The Dandelion project was first shown off by a group of developers in January 2017 as a way to enhance privacy in bitcoin’s transaction propagation. By June 2017, they managed to set up a working implementation of the project on the Bitcoin testnet and invited peer review.
The concept was designed by Giulia Fanti, an assistant professor at Carnegie Mellon University, and other University of Illinois researchers.
How does Dandelion Improve Transaction Privacy?
Dandelion is best described by the proposal’s wiki on Github, which goes on to explain that the system works in two distinct phases, called the “stem” and “fluff” stages respectively. In essence, it is a routing protocol that overcomes deanonymization techniques that have been demonstrated in the past to uncover the identity of bitcoin users.

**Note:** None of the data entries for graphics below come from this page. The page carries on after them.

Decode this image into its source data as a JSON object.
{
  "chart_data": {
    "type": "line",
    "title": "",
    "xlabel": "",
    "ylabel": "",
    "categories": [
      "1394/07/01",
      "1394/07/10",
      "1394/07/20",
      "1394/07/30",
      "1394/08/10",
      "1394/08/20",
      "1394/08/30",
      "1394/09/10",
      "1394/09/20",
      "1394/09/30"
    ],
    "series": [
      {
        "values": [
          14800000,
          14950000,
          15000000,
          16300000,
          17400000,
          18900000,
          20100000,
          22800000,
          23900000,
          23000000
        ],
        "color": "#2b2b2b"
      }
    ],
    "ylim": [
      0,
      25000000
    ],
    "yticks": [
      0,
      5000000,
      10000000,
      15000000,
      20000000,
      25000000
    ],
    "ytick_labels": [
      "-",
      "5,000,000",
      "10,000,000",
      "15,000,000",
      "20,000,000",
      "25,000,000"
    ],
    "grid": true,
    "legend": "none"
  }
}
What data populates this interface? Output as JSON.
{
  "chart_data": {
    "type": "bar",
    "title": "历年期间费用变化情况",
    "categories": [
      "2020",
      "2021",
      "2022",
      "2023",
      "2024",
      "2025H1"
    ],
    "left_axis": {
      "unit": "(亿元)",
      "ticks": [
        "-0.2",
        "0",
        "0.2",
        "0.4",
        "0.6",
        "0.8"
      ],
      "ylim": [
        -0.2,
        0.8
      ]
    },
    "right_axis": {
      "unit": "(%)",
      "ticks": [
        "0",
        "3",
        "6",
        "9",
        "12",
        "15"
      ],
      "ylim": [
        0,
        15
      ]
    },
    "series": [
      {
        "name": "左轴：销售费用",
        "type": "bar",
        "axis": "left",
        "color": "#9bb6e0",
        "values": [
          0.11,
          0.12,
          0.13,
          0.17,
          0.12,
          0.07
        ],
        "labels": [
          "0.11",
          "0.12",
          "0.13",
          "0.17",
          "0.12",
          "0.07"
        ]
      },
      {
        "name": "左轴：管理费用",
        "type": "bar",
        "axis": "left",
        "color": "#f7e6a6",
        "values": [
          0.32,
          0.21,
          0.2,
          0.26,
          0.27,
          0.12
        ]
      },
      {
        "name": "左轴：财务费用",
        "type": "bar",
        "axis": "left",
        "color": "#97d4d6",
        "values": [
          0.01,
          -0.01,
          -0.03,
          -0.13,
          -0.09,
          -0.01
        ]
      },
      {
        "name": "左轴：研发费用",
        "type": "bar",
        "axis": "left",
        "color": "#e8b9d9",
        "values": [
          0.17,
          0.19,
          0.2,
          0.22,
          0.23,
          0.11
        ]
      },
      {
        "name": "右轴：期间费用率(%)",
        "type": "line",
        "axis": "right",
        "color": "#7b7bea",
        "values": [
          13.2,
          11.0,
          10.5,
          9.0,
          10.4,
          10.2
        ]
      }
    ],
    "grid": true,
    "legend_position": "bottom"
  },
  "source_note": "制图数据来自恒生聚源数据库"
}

“During the stem phase, each node relays the transaction to a single peer. After a random number of hops along the stem, the transaction enters the fluff phase, which behaves just like ordinary flooding/diffusion. Even when an attacker can identify the location of the fluff phase, it is much more difficult to identify the source of the stem.”
In simpler words, the ‘stem’ refers to the data unique to a transaction, whereas ‘fluff’ is the process through which the sender’s IP address is hidden. By preventing nodes from ‘listening’ and finding out where a transaction originated, user privacy is improved by virtue of reducing the effectiveness adversaries can de-anonymize the network.
When first revealed, some speculated that while the Dandelion Project will bring a much-needed boost to the privacy and security capabilities of bitcoin, its effect may be somewhat short-lived and akin to a band-aid on a larger problem. Well-known Bitcoin Core developer Greg Maxwell alluded to this issue himself in his reply to the mailing list in 2017, stating that malicious actors could still cross-check transaction patterns to identify the origin of the transaction.
A year after concerns revolving around a deanonymization attack initially cropped up though, it appears as if the project’s authors finally have a solution. In another email sent to the bitcoin developer (bitcoin-dev) mailing list, the team suggested a feature to combat the issue, dubbed the “per-inbound-edge.” With the measure, transactions would be hopped through different nodes to prevent tracing attempts.
Bitcoin Network Upgrades
Any update to the Bitcoin protocol, including the one proposed by the Dandelion Project, needs to be approved by a majority of all nodes on the network. The last major update to the Bitcoin network was the launch of Segregated Witness (SegWit) in late August 2017, codenamed BIP-141.
The term BIP is shorthand for a Bitcoin Improvement Proposal. Any new change to the network must be drafted thoroughly in the document for anyone to audit and review. The Dandelion BIP was first submitted to the bitcoin developer mailing list in June 2017 for feedback when it attracted the attention of Greg Maxwell.
Once the Dandelion project is ready to be launched, a BIP number will be assigned. Post that, it will be up to nodes on the network, the metaphorical guardians of any cryptocurrency, to accept the change.